I think that I convey myself in a manner that is easily understood, but I must come across in a negative way to some if they feel a need to block me.
I see my online self as a more outgoing, playful version of my offline self. If I’m joking around or being sarcastic, most of the time I will end my sentence with a winking emoticon. If I’m talking about a subject that I am passionate about, I will probably use capital letters to emphasize my words and end my sentences with an absurd amount of exclamation marks. Did you spell something wrong? Yeah, I will probably call you out on it, but that’s just how I am. But I assure you. I’m not a malicious, axe-murdering stalker.

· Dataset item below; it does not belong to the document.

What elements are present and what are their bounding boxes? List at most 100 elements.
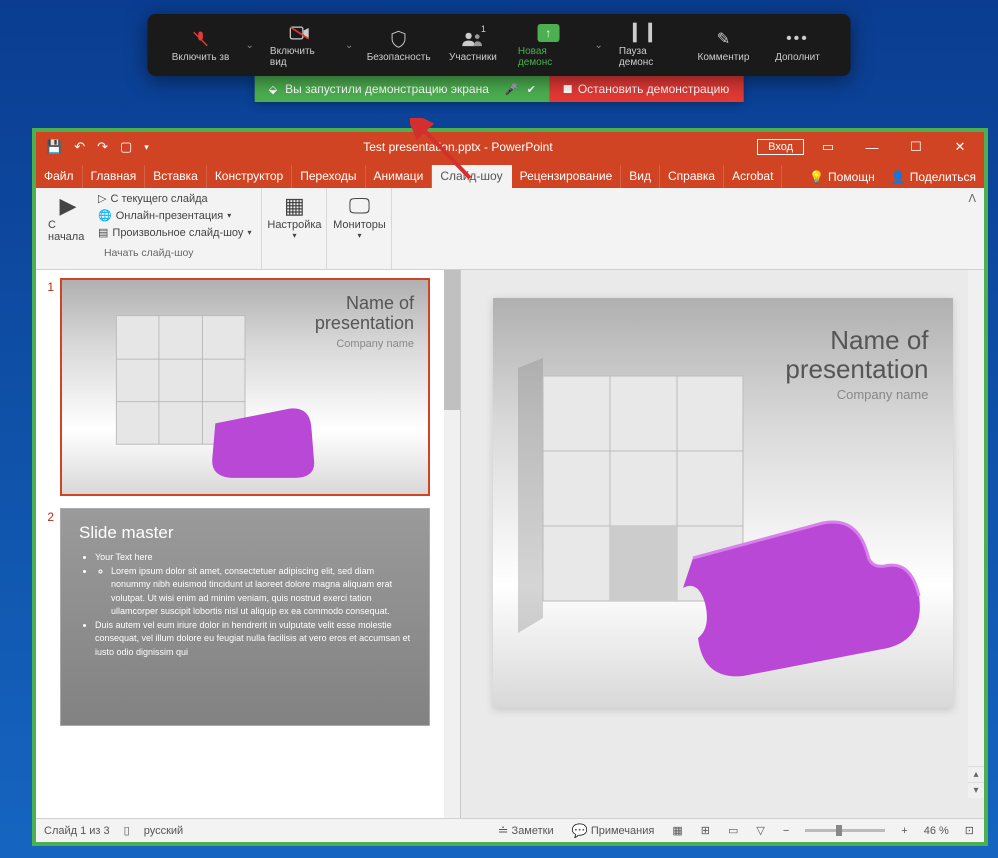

I’m on the Internet to socialize, make friends, and spend an obscene amount of time browsing Reddit. I met most of my current circle of friends on the Internet — my longest friendship with an “Internet friend” has gone on for 15 years, and just recently I attended her wedding. I’ve organized meet-ups with these friends, dated a few of them as well, and I think they’d give me a good reference as far as not coming after them with an axe. ;) (<– See? I'm winking! Sarcasm!)
What really hurts is when I am blocked by bloggers that I really enjoy following who encourage their readership to follow them on Instagram and Twitter. I don’t recall saying or doing anything that would make them want to block me — I just seem to be an unwelcome part of their readership. If they encourage their readers to follow them, but block some of them, what is the point in having a public account to invite people to in the first place? I’ve stopped reading their blogs because I don’t feel welcome to anymore.
But again, this comes back to the question “What can I do?” Hopefully one day they will stumble across my little blog, get to know me better, and maybe decide to unblock me. Aside from that, I guess I will just keep being myself.
And I know that I cannot please everyone, and that I will not be everyone's cup of tea, but I just want to be your friend, damn it! ;)
Have you ever been blocked by someone on social media? How did you handle it?